While he works on the website content we generally don’t want it indexed, because that could potentially lead search engines to index incomplete, or incorrect information and we have no guarantee how quickly it would be updated once the site was complete. In the past to avoid this I have set up a new website on a different domain name, for instance development.domain.com which allows him to use the site normally, but made it unlikely (but not impossible) for a search engine spider to find it.
The Move To WordPress
However, I want to move him over to using WordPress installations, because they are easier to maintain and with the new custom taxonomies and post types in v3 WordPress really comes of age as a CMS (content management system).
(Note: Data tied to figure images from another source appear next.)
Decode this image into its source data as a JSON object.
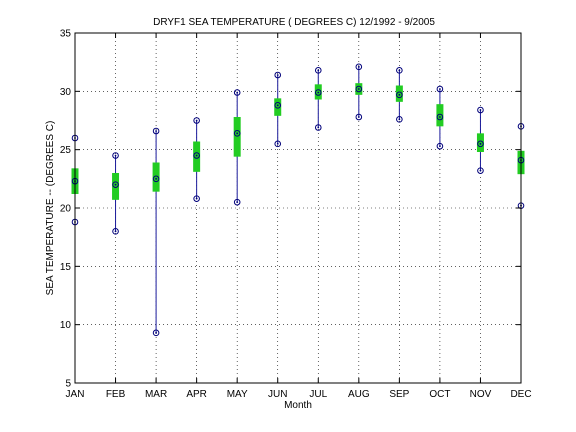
{
  "chart_data": {
    "type": "box",
    "title": "DRYF1  SEA TEMPERATURE ( DEGREES C) 12/1992 - 9/2005",
    "xlabel": "Month",
    "ylabel": "SEA TEMPERATURE -- (DEGREES C)",
    "ylim": [
      5,
      35
    ],
    "yticks": [
      5,
      10,
      15,
      20,
      25,
      30,
      35
    ],
    "grid": true,
    "categories": [
      "JAN",
      "FEB",
      "MAR",
      "APR",
      "MAY",
      "JUN",
      "JUL",
      "AUG",
      "SEP",
      "OCT",
      "NOV",
      "DEC"
    ],
    "min": [
      18.8,
      18.0,
      9.3,
      20.8,
      20.5,
      25.5,
      26.9,
      27.8,
      27.6,
      25.3,
      23.2,
      20.2
    ],
    "q1": [
      21.2,
      20.7,
      21.4,
      23.1,
      24.4,
      27.9,
      29.3,
      29.7,
      29.1,
      27.0,
      24.8,
      22.9
    ],
    "median": [
      22.3,
      22.0,
      22.5,
      24.5,
      26.4,
      28.8,
      29.9,
      30.2,
      29.7,
      27.8,
      25.5,
      24.1
    ],
    "q3": [
      23.4,
      23.0,
      23.9,
      25.7,
      27.8,
      29.4,
      30.6,
      30.7,
      30.5,
      28.9,
      26.4,
      24.9
    ],
    "max": [
      26.0,
      24.5,
      26.6,
      27.5,
      29.9,
      31.4,
      31.8,
      32.1,
      31.8,
      30.2,
      28.4,
      27.0
    ],
    "colors": {
      "box": "#22cc22",
      "whisker": "#1a1a9a",
      "marker": "#00007a",
      "grid": "#000000"
    }
  }
}
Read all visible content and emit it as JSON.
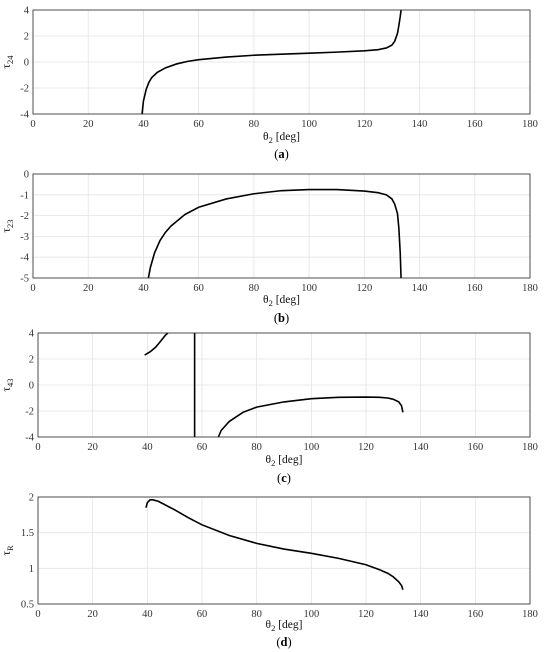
{
  "chart_data": [
    {
      "type": "line",
      "panel": "a",
      "caption": "(a)",
      "xlabel_main": "θ",
      "xlabel_sub": "2",
      "xlabel_unit": " [deg]",
      "ylabel_main": "τ",
      "ylabel_sub": "24",
      "xlim": [
        0,
        180
      ],
      "ylim": [
        -4,
        4
      ],
      "xticks": [
        0,
        20,
        40,
        60,
        80,
        100,
        120,
        140,
        160,
        180
      ],
      "yticks": [
        -4,
        -2,
        0,
        2,
        4
      ],
      "grid": true,
      "series": [
        {
          "x": [
            39.5,
            40,
            41,
            42,
            43,
            45,
            48,
            52,
            56,
            60,
            70,
            80,
            90,
            100,
            110,
            120,
            125,
            128,
            130,
            131,
            132,
            132.5,
            133,
            133.3
          ],
          "y": [
            -4.0,
            -3.0,
            -2.1,
            -1.55,
            -1.2,
            -0.8,
            -0.45,
            -0.15,
            0.05,
            0.18,
            0.38,
            0.52,
            0.6,
            0.68,
            0.76,
            0.86,
            0.95,
            1.08,
            1.3,
            1.6,
            2.2,
            2.8,
            3.5,
            4.0
          ]
        }
      ]
    },
    {
      "type": "line",
      "panel": "b",
      "caption": "(b)",
      "xlabel_main": "θ",
      "xlabel_sub": "2",
      "xlabel_unit": " [deg]",
      "ylabel_main": "τ",
      "ylabel_sub": "23",
      "xlim": [
        0,
        180
      ],
      "ylim": [
        -5,
        0
      ],
      "xticks": [
        0,
        20,
        40,
        60,
        80,
        100,
        120,
        140,
        160,
        180
      ],
      "yticks": [
        -5,
        -4,
        -3,
        -2,
        -1,
        0
      ],
      "grid": true,
      "series": [
        {
          "x": [
            41.8,
            42.5,
            44,
            46,
            48,
            50,
            55,
            60,
            70,
            80,
            90,
            100,
            110,
            120,
            125,
            128,
            130,
            131,
            132,
            132.5,
            133,
            133.3
          ],
          "y": [
            -5.0,
            -4.5,
            -3.8,
            -3.2,
            -2.8,
            -2.5,
            -1.95,
            -1.6,
            -1.2,
            -0.95,
            -0.8,
            -0.75,
            -0.75,
            -0.82,
            -0.9,
            -1.0,
            -1.2,
            -1.45,
            -1.9,
            -2.6,
            -3.8,
            -5.0
          ]
        }
      ]
    },
    {
      "type": "line",
      "panel": "c",
      "caption": "(c)",
      "xlabel_main": "θ",
      "xlabel_sub": "2",
      "xlabel_unit": " [deg]",
      "ylabel_main": "τ",
      "ylabel_sub": "43",
      "xlim": [
        0,
        180
      ],
      "ylim": [
        -4,
        4
      ],
      "xticks": [
        0,
        20,
        40,
        60,
        80,
        100,
        120,
        140,
        160,
        180
      ],
      "yticks": [
        -4,
        -2,
        0,
        2,
        4
      ],
      "grid": true,
      "series": [
        {
          "x": [
            39,
            41,
            43,
            45,
            46.5,
            47.5
          ],
          "y": [
            2.3,
            2.55,
            2.9,
            3.4,
            3.8,
            4.0
          ]
        },
        {
          "x": [
            57.3,
            57.3
          ],
          "y": [
            4.0,
            -4.0
          ]
        },
        {
          "x": [
            66,
            67,
            70,
            75,
            80,
            90,
            100,
            110,
            120,
            125,
            128,
            130,
            132,
            133,
            133.5
          ],
          "y": [
            -4.0,
            -3.5,
            -2.8,
            -2.1,
            -1.7,
            -1.3,
            -1.05,
            -0.95,
            -0.93,
            -0.95,
            -1.0,
            -1.1,
            -1.3,
            -1.6,
            -2.1
          ]
        }
      ]
    },
    {
      "type": "line",
      "panel": "d",
      "caption": "(d)",
      "xlabel_main": "θ",
      "xlabel_sub": "2",
      "xlabel_unit": " [deg]",
      "ylabel_main": "τ",
      "ylabel_sub": "R",
      "xlim": [
        0,
        180
      ],
      "ylim": [
        0.5,
        2
      ],
      "xticks": [
        0,
        20,
        40,
        60,
        80,
        100,
        120,
        140,
        160,
        180
      ],
      "yticks": [
        0.5,
        1,
        1.5,
        2
      ],
      "grid": true,
      "series": [
        {
          "x": [
            39.5,
            40,
            41,
            42,
            44,
            46,
            50,
            55,
            60,
            70,
            80,
            90,
            100,
            110,
            120,
            125,
            128,
            130,
            132,
            133,
            133.5
          ],
          "y": [
            1.85,
            1.92,
            1.96,
            1.96,
            1.94,
            1.9,
            1.82,
            1.71,
            1.61,
            1.46,
            1.35,
            1.27,
            1.21,
            1.14,
            1.05,
            0.98,
            0.93,
            0.88,
            0.81,
            0.76,
            0.7
          ]
        }
      ]
    }
  ]
}
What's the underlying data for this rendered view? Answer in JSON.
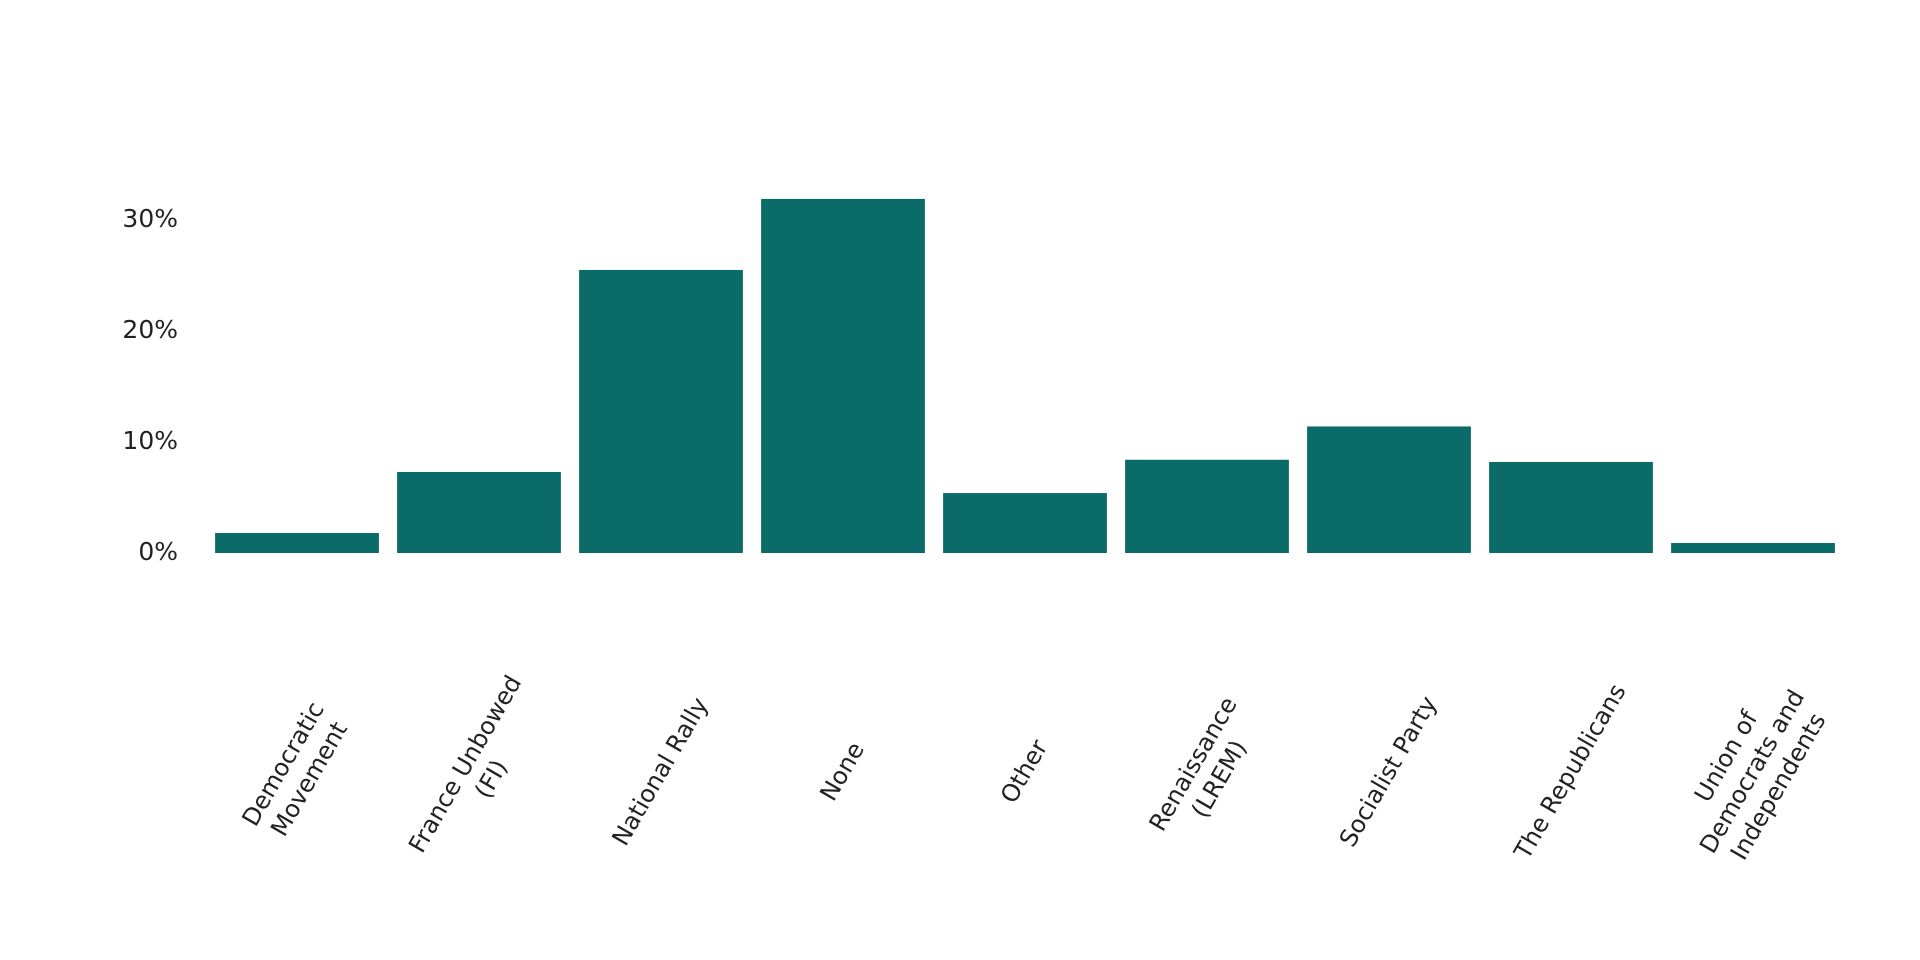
{
  "chart_data": {
    "type": "bar",
    "categories": [
      "Democratic Movement",
      "France Unbowed (FI)",
      "National Rally",
      "None",
      "Other",
      "Renaissance (LREM)",
      "Socialist Party",
      "The Republicans",
      "Union of Democrats and Independents"
    ],
    "values": [
      1.8,
      7.3,
      25.5,
      31.9,
      5.4,
      8.4,
      11.4,
      8.2,
      0.9
    ],
    "color": "#0a6b68",
    "ylim": [
      0,
      35
    ],
    "yticks": [
      {
        "value": 0,
        "label": "0%"
      },
      {
        "value": 10,
        "label": "10%"
      },
      {
        "value": 20,
        "label": "20%"
      },
      {
        "value": 30,
        "label": "30%"
      }
    ],
    "grid": false
  }
}
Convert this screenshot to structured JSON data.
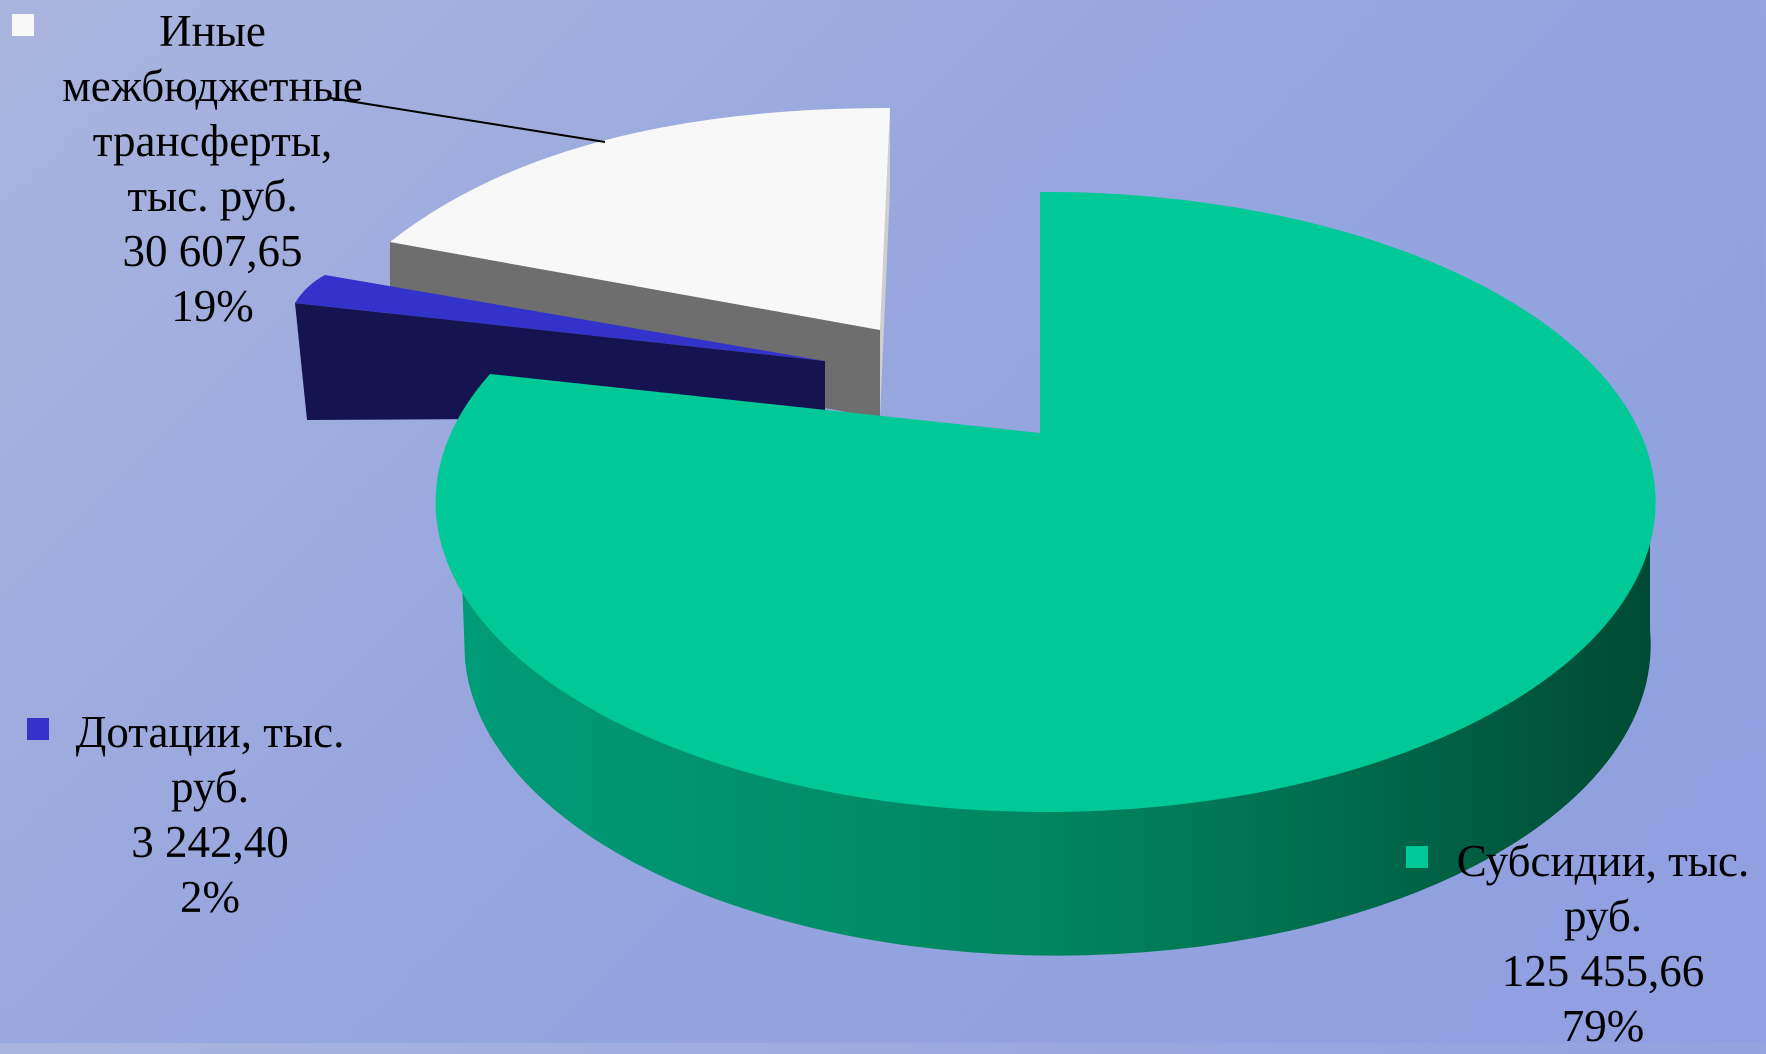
{
  "chart_data": {
    "type": "pie",
    "three_d": true,
    "slices": [
      {
        "category": "Иные межбюджетные трансферты, тыс. руб.",
        "value": 30607.65,
        "value_label": "30 607,65",
        "percent_label": "19%",
        "color": "#f8f8f8"
      },
      {
        "category": "Дотации, тыс. руб.",
        "value": 3242.4,
        "value_label": "3 242,40",
        "percent_label": "2%",
        "color": "#3333cc"
      },
      {
        "category": "Субсидии, тыс. руб.",
        "value": 125455.66,
        "value_label": "125 455,66",
        "percent_label": "79%",
        "color": "#00c896"
      }
    ],
    "legend": "none"
  },
  "labels": {
    "inye": {
      "lines": [
        "Иные",
        "межбюджетные",
        "трансферты,",
        "тыс. руб."
      ],
      "value": "30 607,65",
      "percent": "19%"
    },
    "dotacii": {
      "lines": [
        "Дотации, тыс.",
        "руб."
      ],
      "value": "3 242,40",
      "percent": "2%"
    },
    "subsidii": {
      "lines": [
        "Субсидии, тыс.",
        "руб."
      ],
      "value": "125 455,66",
      "percent": "79%"
    }
  }
}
I have set him up a WordPress install for him to work on his next site – but WordPress isn’t good at changing the URL at which it is hosted… because when you upload images into either posts or pages it inserts them with a full reference to the URL which the site is currently at.
So a picture in a page uploaded during development to development.domain.com will stop working when you change the site over to www.domain.com – because it no longer exists.
WordPress touch on this in the final paragraph of their advice on changing URL’s,but not really any more than to say it needs some thought.
There are several plug ins which claim to go through the database and fix this for you – but I can’t afford to have the first Word Press install go anything less than swimmingly for this chap, I don’t want him to lose confidence in it… he’s not technical (thats what he pays me for!).
My solution is therefore temporary in it’s nature. I have installed his development WordPress site in the full URL which it will run at when it goes live – but to prevent it being indexed I have created a robots.txt file which instructs search engines not to index the site:
User-agent: * Disallow: /
I am hoping this is temporary as it’s not the neatest fix in the world – but it will work! Anyone else have any other suggestions?